The spot price of Nickel on the MCX broke below the consolidation range last week. It dropped and hit a six-month low of ₹922 on the daily chart on Monday. Thus, further weakness is highly likely.

Following the spot price, the February futures contract of Nickel on the MCX too breached the lower limit of the range between ₹1,005 and ₹1,050 last week. The contract has been on a decline since then. On the daily chart, the price action continues to form lower peaks and lower troughs — a bearish indication.

The daily RSI continues to fall in tandem with the contract price. It also remains below the mid-point level of 50. The MACD indicator on the daily chart further extends into the negative region, hinting substantial downward momentum.
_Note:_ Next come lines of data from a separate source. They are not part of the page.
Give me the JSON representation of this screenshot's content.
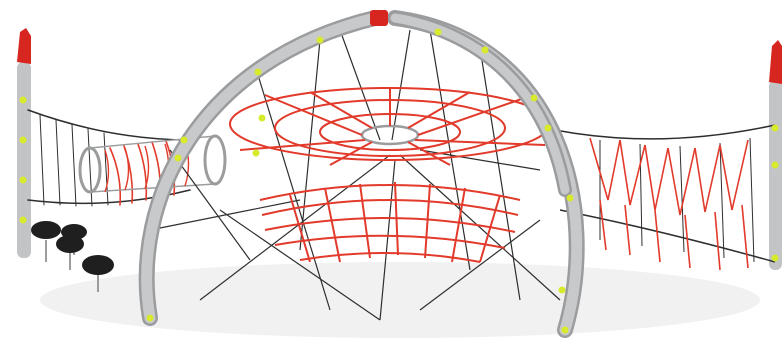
{
  "scene": {
    "subject": "rope-climbing-dome-playground",
    "colors": {
      "background": "#ffffff",
      "steel": "#c2c4c6",
      "steel_shade": "#9a9c9e",
      "rope_red": "#e23a2b",
      "rope_dark": "#2e2e2e",
      "cap_red": "#d7261f",
      "joint_yellow": "#d7ea2b",
      "seat_black": "#1f1f1f",
      "shadow": "#eeeeee"
    }
  }
}
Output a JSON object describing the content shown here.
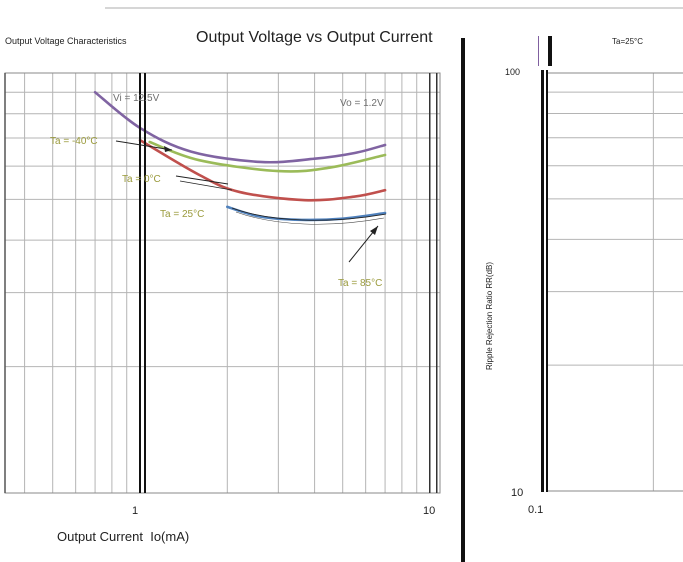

The contract can weaken on account of above reasons. Moreover, the price has formed lower lows and the major trend remains bearish. On the downside, the nearest support is at ₹900. A break below that level can drag the contract price to ₹870. On the other hand, if the contract recovers from current level, it will face its first resistance at ₹960. Beyond that level, the resistance is at ₹1,000, where 21-day moving average coincides.

On the global front, the price of three-month rolling forward contract of Nickel on the London Metal Exchange (LME), as on MCX, has resumed its bear trend and has formed a new low. The contract has breached the key support at $13,000. With current market price at $12,550, the immediate support can be seen at $12,000. Below that level, there is a support band between $11,630 and $11,725.

Trading strategy

The bear trend in MCX-Nickel seems to have resumed and the price trend on the LME indicates the same. Hence traders are recommended to initiate fresh short positions on rallies with ₹1,000 as stop-loss.